If I cough or sneeze during a flight, should I be reported upon arrival. If I am suffering from a hangover and arriving into a country that prohibits alcohol, should that also be reported? What if I have a skin rash? It could look like a symptom of many communicable diseases to a FA, but in fact would only be psoriasis. If I were reported to the authorities on this basis and refused entry, you can be sure that I would sure both the airline and the medically untrained FA upon my return to the USA.
Airline crews do not have the necessary medical background to be able to determine what a legitimate "health problem" is.
That is why every government has their own immigration and custome procedures, in order to look at each individual and package entering the country, to determine if they pose any sort of threat to thier community.
The airlines should not be undertaking any responsibility for determining the healthiness of their passengers, including the "reporting of suspects".
WorldTraveler From , joined Dec 1969, posts, RR:
Reply 22, posted (6 years 3 months 1 day ago) and read 3731 times:
Quoting DLPMMM (Reply 21): But then you start down a slippery slope of what constitutes a "health problem"?
I agree. Airline personnel should be limited to what they are TOLD by passengers about their health - not their assessment. Asking an FA to determine if the grimace on someone's face is because they having pre-term labor or a heart attack vs. just the emotions of travel is not something airlines should be expected to do.

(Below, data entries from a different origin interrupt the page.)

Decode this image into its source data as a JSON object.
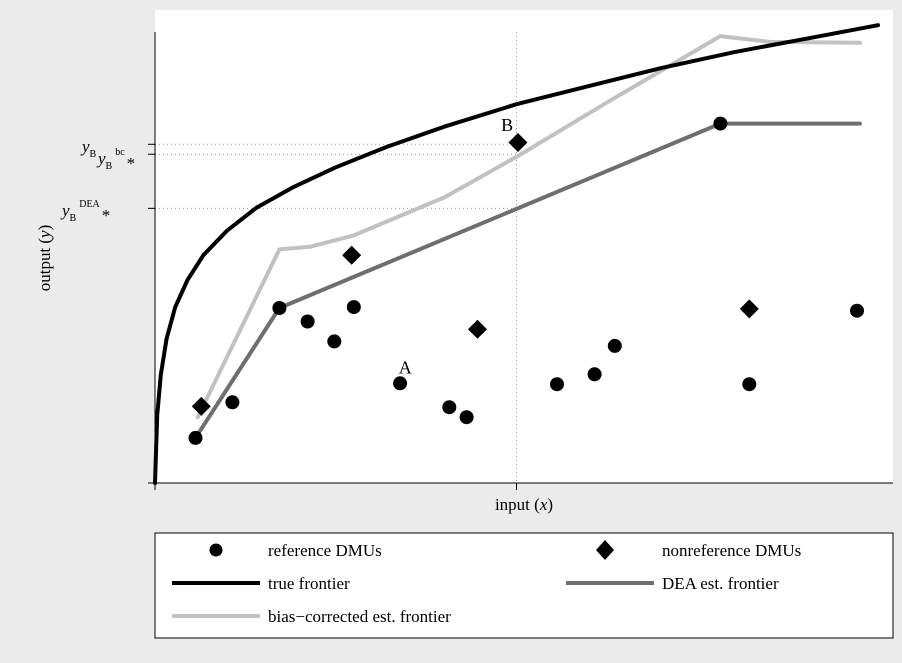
{
  "chart_data": {
    "type": "scatter",
    "xlabel": {
      "main": "input (",
      "var": "x",
      "close": ")"
    },
    "ylabel": {
      "main": "output (",
      "var": "y",
      "close": ")"
    },
    "xlim": [
      0,
      100
    ],
    "ylim": [
      0,
      100
    ],
    "grid": false,
    "legend_placement": "bottom",
    "tick_labels": {
      "y_B": {
        "base": "y",
        "sub": "B"
      },
      "y_B_bc": {
        "base": "y",
        "sub": "B",
        "sup": "bc",
        "star": "*"
      },
      "y_B_dea": {
        "base": "y",
        "sub": "B",
        "sup": "DEA",
        "star": "*"
      }
    },
    "guides": {
      "x_B": 50,
      "y_B": 75.1,
      "y_B_bc": 72.9,
      "y_B_dea": 60.9
    },
    "annotations": [
      {
        "text": "A",
        "x": 34.6,
        "y": 24.3
      },
      {
        "text": "B",
        "x": 48.7,
        "y": 78.1
      }
    ],
    "series": [
      {
        "name": "reference DMUs",
        "kind": "points",
        "marker": "circle",
        "color": "#000000",
        "points": [
          [
            5.6,
            10.0
          ],
          [
            10.7,
            17.9
          ],
          [
            17.2,
            38.8
          ],
          [
            21.1,
            35.8
          ],
          [
            24.8,
            31.4
          ],
          [
            27.5,
            39.0
          ],
          [
            33.9,
            22.1
          ],
          [
            40.7,
            16.8
          ],
          [
            43.1,
            14.6
          ],
          [
            55.6,
            21.9
          ],
          [
            60.8,
            24.1
          ],
          [
            63.6,
            30.4
          ],
          [
            78.2,
            79.7
          ],
          [
            82.2,
            21.9
          ],
          [
            97.1,
            38.2
          ]
        ]
      },
      {
        "name": "nonreference DMUs",
        "kind": "points",
        "marker": "diamond",
        "color": "#000000",
        "points": [
          [
            6.4,
            17.0
          ],
          [
            27.2,
            50.5
          ],
          [
            44.6,
            34.1
          ],
          [
            50.2,
            75.5
          ],
          [
            82.2,
            38.6
          ]
        ]
      },
      {
        "name": "true frontier",
        "kind": "line",
        "color": "#000000",
        "points": [
          [
            0,
            0
          ],
          [
            0.3,
            15
          ],
          [
            0.8,
            24
          ],
          [
            1.6,
            32
          ],
          [
            2.8,
            39
          ],
          [
            4.5,
            45
          ],
          [
            6.7,
            50.5
          ],
          [
            10,
            56
          ],
          [
            14,
            61
          ],
          [
            19,
            65.5
          ],
          [
            25,
            70
          ],
          [
            32,
            74.5
          ],
          [
            40,
            79
          ],
          [
            50,
            84
          ],
          [
            60,
            88
          ],
          [
            70,
            92
          ],
          [
            80,
            95.5
          ],
          [
            90,
            98.5
          ],
          [
            100,
            101.5
          ]
        ]
      },
      {
        "name": "DEA est. frontier",
        "kind": "line",
        "color": "#6e6e6e",
        "points": [
          [
            5.6,
            10.0
          ],
          [
            17.2,
            38.8
          ],
          [
            78.2,
            79.7
          ],
          [
            97.5,
            79.7
          ]
        ]
      },
      {
        "name": "bias−corrected est. frontier",
        "kind": "line",
        "color": "#c1c1c1",
        "points": [
          [
            5.9,
            14.6
          ],
          [
            17.2,
            51.8
          ],
          [
            21.5,
            52.4
          ],
          [
            27.5,
            54.9
          ],
          [
            40.1,
            63.4
          ],
          [
            50.2,
            72.5
          ],
          [
            63.6,
            85.4
          ],
          [
            78.2,
            99.1
          ],
          [
            85,
            97.8
          ],
          [
            97.5,
            97.6
          ]
        ]
      }
    ]
  }
}
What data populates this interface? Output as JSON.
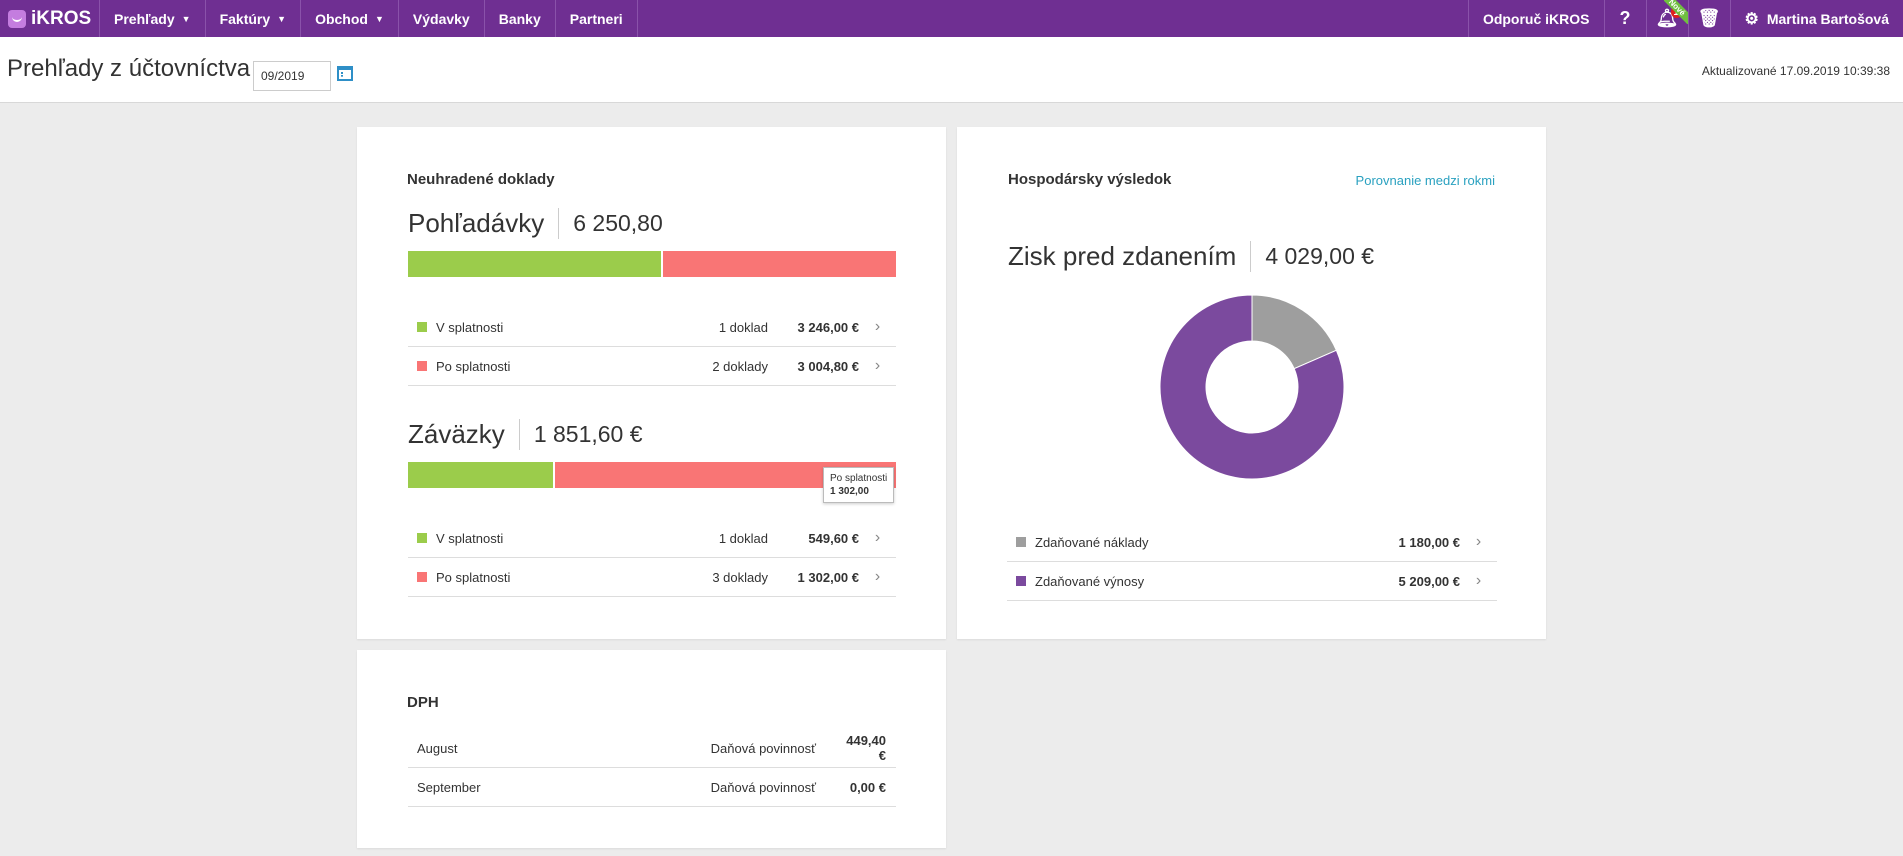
{
  "app": {
    "logo_text": "iKROS"
  },
  "nav": {
    "items": [
      {
        "label": "Prehľady",
        "caret": true
      },
      {
        "label": "Faktúry",
        "caret": true
      },
      {
        "label": "Obchod",
        "caret": true
      },
      {
        "label": "Výdavky",
        "caret": false
      },
      {
        "label": "Banky",
        "caret": false
      },
      {
        "label": "Partneri",
        "caret": false
      }
    ],
    "recommend": "Odporuč iKROS",
    "help": "?",
    "notifications_count": "1",
    "new_badge": "Nové",
    "user": "Martina Bartošová"
  },
  "header": {
    "title": "Prehľady z účtovníctva",
    "period": "09/2019",
    "updated": "Aktualizované 17.09.2019 10:39:38"
  },
  "unpaid": {
    "title": "Neuhradené doklady",
    "receivables": {
      "label": "Pohľadávky",
      "value": "6 250,80",
      "bar_green_fraction": 0.519,
      "rows": [
        {
          "name": "V splatnosti",
          "count": "1 doklad",
          "amount": "3 246,00 €",
          "color": "#9bcc4b"
        },
        {
          "name": "Po splatnosti",
          "count": "2 doklady",
          "amount": "3 004,80 €",
          "color": "#f97575"
        }
      ]
    },
    "payables": {
      "label": "Záväzky",
      "value": "1 851,60 €",
      "bar_green_fraction": 0.297,
      "tooltip_title": "Po splatnosti",
      "tooltip_value": "1 302,00",
      "rows": [
        {
          "name": "V splatnosti",
          "count": "1 doklad",
          "amount": "549,60 €",
          "color": "#9bcc4b"
        },
        {
          "name": "Po splatnosti",
          "count": "3 doklady",
          "amount": "1 302,00 €",
          "color": "#f97575"
        }
      ]
    }
  },
  "result": {
    "title": "Hospodársky výsledok",
    "compare_link": "Porovnanie medzi rokmi",
    "profit_label": "Zisk pred zdanením",
    "profit_value": "4 029,00 €",
    "rows": [
      {
        "name": "Zdaňované náklady",
        "amount": "1 180,00 €",
        "color": "#9e9e9e"
      },
      {
        "name": "Zdaňované výnosy",
        "amount": "5 209,00 €",
        "color": "#7b4a9e"
      }
    ]
  },
  "chart_data": {
    "type": "pie",
    "categories": [
      "Zdaňované náklady",
      "Zdaňované výnosy"
    ],
    "values": [
      1180.0,
      5209.0
    ],
    "colors": [
      "#9e9e9e",
      "#7b4a9e"
    ],
    "donut": true
  },
  "dph": {
    "title": "DPH",
    "rows": [
      {
        "month": "August",
        "label": "Daňová povinnosť",
        "value": "449,40 €"
      },
      {
        "month": "September",
        "label": "Daňová povinnosť",
        "value": "0,00 €"
      }
    ]
  }
}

But airlines do in fact have an obligation to report known health problems on their flights.
Burkhard From Germany, joined Nov 2006, 4506 posts, RR: 2
Reply 23, posted (6 years 3 months 1 day ago) and read 3717 times:
The Hysteria about the mexican flu is mucgh more dangerous than the disease itself. But it is the ground for a multi billion dollar business. Drug industry is far more powerful and makes more $ than aviation industry.
No FA is a doctor and can diagnose a flu, resp the danger of a mexican flu. Countries that make such rediculous requirements just should be banned from flying there.
Cubsrule From United States of America, joined May 2004, 23879 posts, RR: 21
Reply 24, posted (6 years 3 months 21 hours ago) and read 3667 times:
Quick question for those in the know in India about this paragraph from the article:
Quote: It was a grave mistake on the part of the carrier to overlook such sick passengers even though it's now mandatory for airline staff to ask passengers about their health condition during the flight, identify those with influenza symptoms and report them to airport health officers before landing,'' one official said.
So are AI and IC going from row to row and individually quizzing passengers about whether they have flu-like symptoms?
I can't decide whether I miss the tulip or the bowling shoe more
: The only thing spreading this flu was CNN, mass hysteria is right.
: It doesn't require a medical degree to establish that someone has flu-like symptoms.